Oddly enough, Azure Resource Manager seems to work best (or only to work) with if we authenticate with one of those types of accounts.
Install the Most Recent Azure PowerShell Module
Since we need access to the Extension related commandlets, I installed the most recent version of Azure PowerShell. The link shows how to install it via the Web Platform Installer. Once done, you can find out whether you have the correct one by running this:
> (Get-Module azureresourcemanager).Version
Major Minor Build Revision
----- ----- ----- --------
0 9 7 -1
When we run the following, look at all the Extension related commandlets.
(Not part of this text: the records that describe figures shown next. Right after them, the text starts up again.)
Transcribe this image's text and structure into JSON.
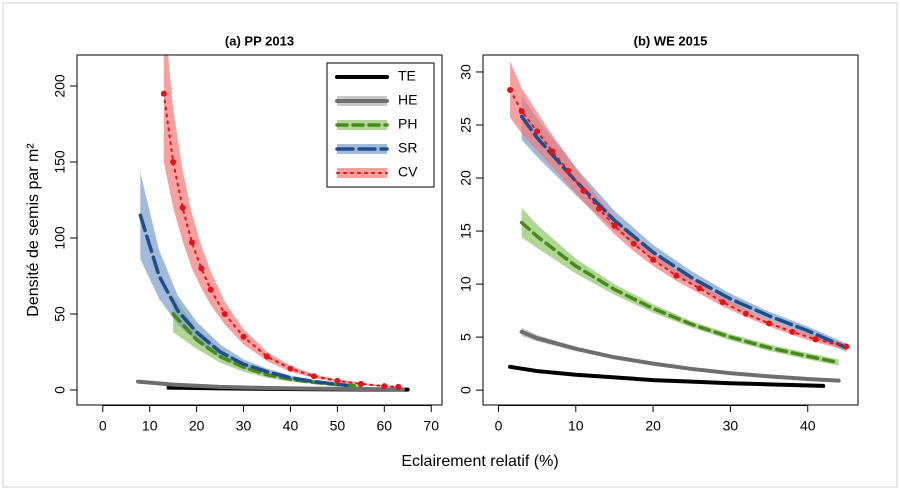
{
  "xlabel": "Eclairement relatif (%)",
  "ylabel": "Densité de semis par m²",
  "chart_data": [
    {
      "type": "line",
      "title": "(a) PP 2013",
      "legend": "top-right",
      "xlim": [
        -5.5,
        72.3
      ],
      "ylim": [
        -9.9,
        220.4
      ],
      "xticks": [
        0,
        10,
        20,
        30,
        40,
        50,
        60,
        70
      ],
      "yticks": [
        0,
        50,
        100,
        150,
        200
      ],
      "series": [
        {
          "name": "TE",
          "color": "#000000",
          "style": "solid",
          "x": [
            14,
            25,
            35,
            45,
            55,
            65
          ],
          "values": [
            1.5,
            1,
            0.7,
            0.5,
            0.3,
            0.2
          ]
        },
        {
          "name": "HE",
          "color": "#6e6e6e",
          "band_color": "#b0b0b0",
          "style": "solid",
          "x": [
            7.5,
            15,
            25,
            35,
            45,
            55,
            64
          ],
          "values": [
            5.5,
            3.5,
            2,
            1.3,
            0.9,
            0.6,
            0.4
          ],
          "lower": [
            4.8,
            3,
            1.7,
            1.1,
            0.7,
            0.4,
            0.2
          ],
          "upper": [
            6.2,
            4,
            2.3,
            1.5,
            1.1,
            0.8,
            0.6
          ]
        },
        {
          "name": "PH",
          "color": "#4a8a1c",
          "band_color": "#8fc56a",
          "style": "dashed",
          "x": [
            15,
            20,
            25,
            30,
            35,
            40,
            45,
            50,
            55
          ],
          "values": [
            50,
            33,
            22,
            15,
            10,
            7,
            5,
            3.5,
            2.5
          ],
          "lower": [
            38,
            27,
            18,
            12,
            8,
            5.5,
            3.8,
            2.6,
            1.8
          ],
          "upper": [
            62,
            40,
            27,
            18,
            12,
            8.5,
            6.2,
            4.4,
            3.2
          ]
        },
        {
          "name": "SR",
          "color": "#1f4e8c",
          "band_color": "#7a9dc8",
          "style": "longdash",
          "x": [
            8,
            12,
            16,
            20,
            25,
            30,
            35,
            40,
            45,
            52
          ],
          "values": [
            115,
            75,
            52,
            38,
            25,
            17,
            12,
            8,
            5.5,
            3
          ],
          "lower": [
            86,
            60,
            43,
            32,
            21,
            14,
            10,
            6.5,
            4.3,
            2.2
          ],
          "upper": [
            143,
            92,
            62,
            45,
            30,
            20,
            14,
            9.5,
            6.7,
            3.8
          ]
        },
        {
          "name": "CV",
          "color": "#e3121b",
          "band_color": "#f27777",
          "style": "dotted",
          "x": [
            13,
            15,
            17,
            19,
            21,
            23,
            26,
            30,
            35,
            40,
            45,
            50,
            55,
            60,
            63
          ],
          "values": [
            195,
            150,
            120,
            97,
            80,
            66,
            50,
            35,
            22,
            14,
            9,
            6,
            4,
            2.5,
            2
          ],
          "lower": [
            150,
            120,
            98,
            80,
            67,
            56,
            43,
            30,
            19,
            12,
            7.8,
            5,
            3.3,
            2,
            1.6
          ],
          "upper": [
            250,
            185,
            145,
            116,
            95,
            78,
            58,
            40,
            25,
            16,
            10.3,
            7,
            4.8,
            3,
            2.5
          ]
        }
      ]
    },
    {
      "type": "line",
      "title": "(b) WE 2015",
      "xlim": [
        -2,
        46.5
      ],
      "ylim": [
        -1.4,
        31.6
      ],
      "xticks": [
        0,
        10,
        20,
        30,
        40
      ],
      "yticks": [
        0,
        5,
        10,
        15,
        20,
        25,
        30
      ],
      "series": [
        {
          "color": "#000000",
          "style": "solid",
          "x": [
            1.5,
            5,
            10,
            15,
            20,
            25,
            30,
            35,
            42
          ],
          "values": [
            2.2,
            1.8,
            1.45,
            1.2,
            0.95,
            0.8,
            0.65,
            0.55,
            0.4
          ]
        },
        {
          "color": "#6e6e6e",
          "band_color": "#b0b0b0",
          "style": "solid",
          "x": [
            3,
            5,
            10,
            15,
            20,
            25,
            30,
            35,
            40,
            44
          ],
          "values": [
            5.5,
            4.9,
            3.9,
            3.1,
            2.5,
            2.0,
            1.6,
            1.3,
            1.05,
            0.9
          ],
          "lower": [
            5.1,
            4.6,
            3.7,
            2.95,
            2.38,
            1.9,
            1.52,
            1.22,
            0.98,
            0.83
          ],
          "upper": [
            5.9,
            5.2,
            4.1,
            3.25,
            2.62,
            2.1,
            1.68,
            1.38,
            1.12,
            0.97
          ]
        },
        {
          "color": "#4a8a1c",
          "band_color": "#8fc56a",
          "style": "dashed",
          "x": [
            3,
            5,
            10,
            15,
            20,
            25,
            30,
            35,
            40,
            44
          ],
          "values": [
            15.8,
            14.5,
            11.7,
            9.5,
            7.7,
            6.2,
            5.0,
            4.0,
            3.2,
            2.6
          ],
          "lower": [
            14.4,
            13.4,
            11,
            9,
            7.3,
            5.9,
            4.7,
            3.7,
            2.9,
            2.3
          ],
          "upper": [
            17.2,
            15.6,
            12.4,
            10,
            8.1,
            6.5,
            5.3,
            4.3,
            3.5,
            2.9
          ]
        },
        {
          "color": "#1f4e8c",
          "band_color": "#7a9dc8",
          "style": "longdash",
          "x": [
            3,
            5,
            10,
            15,
            20,
            25,
            30,
            35,
            40,
            45
          ],
          "values": [
            25.8,
            23.8,
            19.7,
            16.0,
            13.0,
            10.6,
            8.6,
            7.0,
            5.6,
            4.0
          ],
          "lower": [
            23.6,
            22,
            18.4,
            15.1,
            12.3,
            10,
            8.1,
            6.6,
            5.2,
            3.6
          ],
          "upper": [
            27.8,
            25.6,
            21,
            16.9,
            13.7,
            11.2,
            9.1,
            7.4,
            6,
            4.4
          ]
        },
        {
          "color": "#e3121b",
          "band_color": "#f27777",
          "style": "dotted",
          "x": [
            1.5,
            3,
            5,
            7,
            9,
            11,
            13,
            15,
            17.5,
            20,
            23,
            26,
            29,
            32,
            35,
            38,
            41,
            45
          ],
          "values": [
            28.3,
            26.3,
            24.4,
            22.5,
            20.7,
            18.8,
            17.1,
            15.5,
            13.8,
            12.3,
            10.8,
            9.6,
            8.3,
            7.2,
            6.3,
            5.5,
            4.8,
            4.1
          ],
          "lower": [
            25.7,
            24.2,
            22.6,
            21,
            19.4,
            17.7,
            16.2,
            14.7,
            13.1,
            11.7,
            10.3,
            9.1,
            7.9,
            6.9,
            6,
            5.2,
            4.5,
            3.8
          ],
          "upper": [
            31,
            28.5,
            26.2,
            24,
            22,
            19.9,
            18,
            16.3,
            14.5,
            12.9,
            11.3,
            10.1,
            8.7,
            7.6,
            6.6,
            5.8,
            5.1,
            4.4
          ]
        }
      ]
    }
  ]
}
Hooray!
> Switch-AzureMode -Name AzureResourceManager
> Get-Command *extension* -Module AzureResourceManager
Get-AzureVMAccessExtension
Get-AzureVMCustomScriptExtension
Get-AzureVMDiagnosticsExtension
Get-AzureVMDscExtension
Get-AzureVMExtension
Get-AzureVMExtensionImage
Get-AzureVMExtensionImageType
Remove-AzureVMAccessExtension
Remove-AzureVMCustomScriptExtension
Remove-AzureVMDiagnosticsExtension
Remove-AzureVMDscExtension
Remove-AzureVMExtension
Set-AzureVMAccessExtension
Set-AzureVMCustomScriptExtension
Set-AzureVMDiagnosticsExtension
Set-AzureVMDscExtension
Set-AzureVMExtension
We have access to these while being in Resource Manager mode. To learn how to use each of them, run Get-Help Set-AzureVMAccessExtension -example on each one that is of interest. Then play around with the example.
Authenticate Azure PowerShell & Set the Extensions for Your VM
When authenticating via Add-AzureAccount, use the Active Directory user that we created. Then you can query your virtual machines.
> Add-AzureAccount
> Get-AzureResource -ResourceType Microsoft.Compute/virtualMachines
Once you know the details of your VM, you can add an extensions. Here is one example that worked for me.
> Set-AzureVMAccessExtension -ResourceGroupName "mvp1" -Location "West US" -VMName "mvp1" -Name "mvp1test" -TypeHandlerVersion "2.0" -UserName "shaunluttin" -Password "Password
EndTime : 9/1/2015 9:35:57 PM -07:00
Error :
Output :
StartTime : 9/1/2015 9:35:20 PM -07:00
Status : Succeeded
TrackingOperationId : f03210e0-e67e-40d7-aad7-d9acef64bebe
RequestId : 95f42767-edcf-443a-8977-4c9f6d0eafef
StatusCode : OK
Best of luck with that. Let me know if you have any questions.